Other possible techniques that use a TTL but also preserve frequent cache hits could include keeping a cache hit score on items and implement a mechanism to prune the cache that are based upon cache hit score. This could be implemented using a patch operation to increment a hit-count property on a cache item. Then override the TTL on that item to preserve it in the cache if it reaches some pre-determined threshold of cache hits.
There may also be other considerations in how to maintain a cache beyond just efficiency. It's widely understood users' chat history can allow developers to tune applications that use an LLM to generate completions. Chat history also provides valuable data on users' interactions with these types of applications and can yield significant insights on their sentiment and behaviors. The same is true for cache usage as well.

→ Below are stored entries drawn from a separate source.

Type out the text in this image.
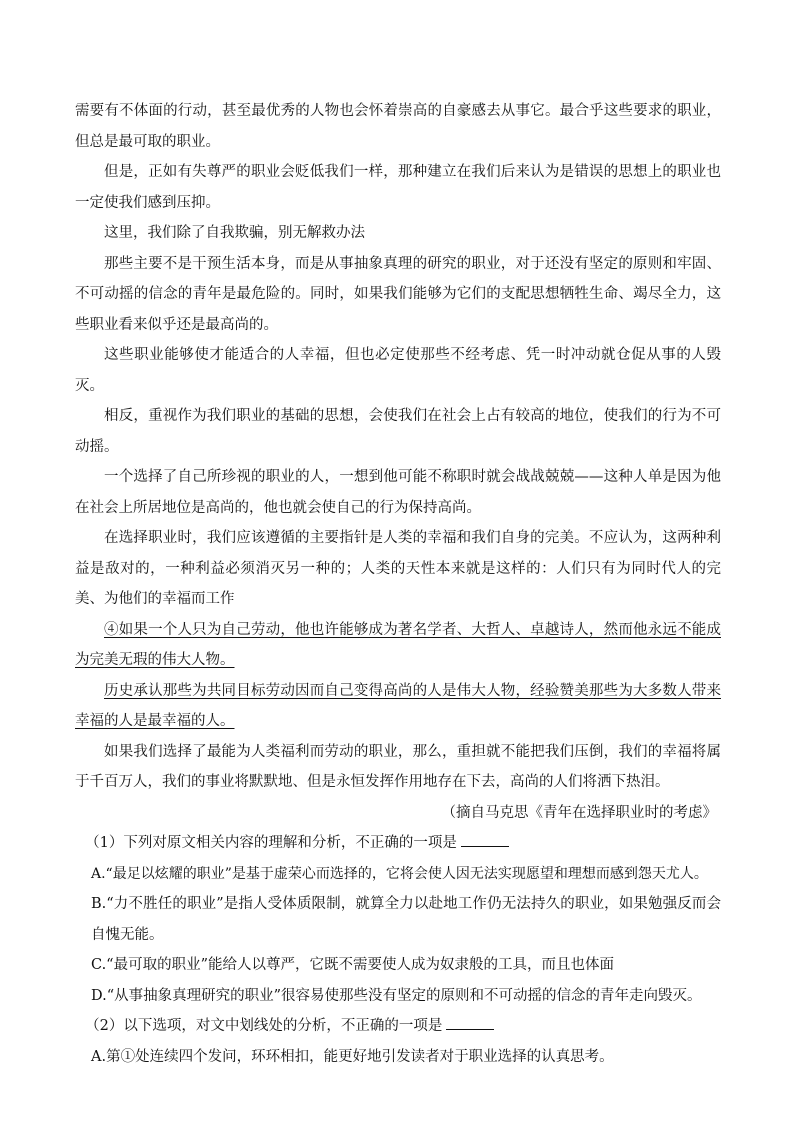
需要有不体面的行动，甚至最优秀的人物也会怀着崇高的自豪感去从事它。最合乎这些要求的职业，但总是最可取的职业。

但是，正如有失尊严的职业会贬低我们一样，那种建立在我们后来认为是错误的思想上的职业也一定使我们感到压抑。

这里，我们除了自我欺骗，别无解救办法

那些主要不是干预生活本身，而是从事抽象真理的研究的职业，对于还没有坚定的原则和牢固、不可动摇的信念的青年是最危险的。同时，如果我们能够为它们的支配思想牺牲生命、竭尽全力，这些职业看来似乎还是最高尚的。

这些职业能够使才能适合的人幸福，但也必定使那些不经考虑、凭一时冲动就仓促从事的人毁灭。

相反，重视作为我们职业的基础的思想，会使我们在社会上占有较高的地位，使我们的行为不可动摇。

一个选择了自己所珍视的职业的人，一想到他可能不称职时就会战战兢兢——这种人单是因为他在社会上所居地位是高尚的，他也就会使自己的行为保持高尚。

在选择职业时，我们应该遵循的主要指针是人类的幸福和我们自身的完美。不应认为，这两种利益是敌对的，一种利益必须消灭另一种的；人类的天性本来就是这样的：人们只有为同时代人的完美、为他们的幸福而工作

④如果一个人只为自己劳动，他也许能够成为著名学者、大哲人、卓越诗人，然而他永远不能成为完美无瑕的伟大人物。

历史承认那些为共同目标劳动因而自己变得高尚的人是伟大人物，经验赞美那些为大多数人带来幸福的人是最幸福的人。

如果我们选择了最能为人类福利而劳动的职业，那么，重担就不能把我们压倒，我们的幸福将属于千百万人，我们的事业将默默地、但是永恒发挥作用地存在下去，高尚的人们将洒下热泪。

（摘自马克思《青年在选择职业时的考虑》

（1）下列对原文相关内容的理解和分析，不正确的一项是

A.“最足以炫耀的职业”是基于虚荣心而选择的，它将会使人因无法实现愿望和理想而感到怨天尤人。

B.“力不胜任的职业”是指人受体质限制，就算全力以赴地工作仍无法持久的职业，如果勉强反而会自愧无能。

C.“最可取的职业”能给人以尊严，它既不需要使人成为奴隶般的工具，而且也体面

D.“从事抽象真理研究的职业”很容易使那些没有坚定的原则和不可动摇的信念的青年走向毁灭。

（2）以下选项，对文中划线处的分析，不正确的一项是

A.第①处连续四个发问，环环相扣，能更好地引发读者对于职业选择的认真思考。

It may be desirable to keep the entire contents of a cache and use it for further analysis, yet ensure that users only see the most recent cached entries. In scenarios like this, a possible technique may use an extra filter in the WHERE clause for the vector query on the cache that filters for the most recent cached items or sorts them based upon freshness. For example, WHERE c.lastUpdated > @someDate ORDER BY c.lastUpdated DESC
Implementing a semantic cache with Azure Cosmos DB
There are multiple samples you can use to understand how to build your own semantic cache using Azure Cosmos DB.
This C# sample demonstrates many of the concepts necessary to build your own Copilot applications in Azure using Azure Cosmos DB for NoSQL. This sample also comes with a Hands-On-Lab that walks users step-by-step through these concepts, including how to implement a semantic cache.
This C# sample demonstrates many of the concepts necessary to build your own Copilot applications in Azure using Azure Cosmos DB for MongoDB. This sample also comes with a Hands-On-Lab that walks users step-by-step through these concepts, including how to implement a semantic cache.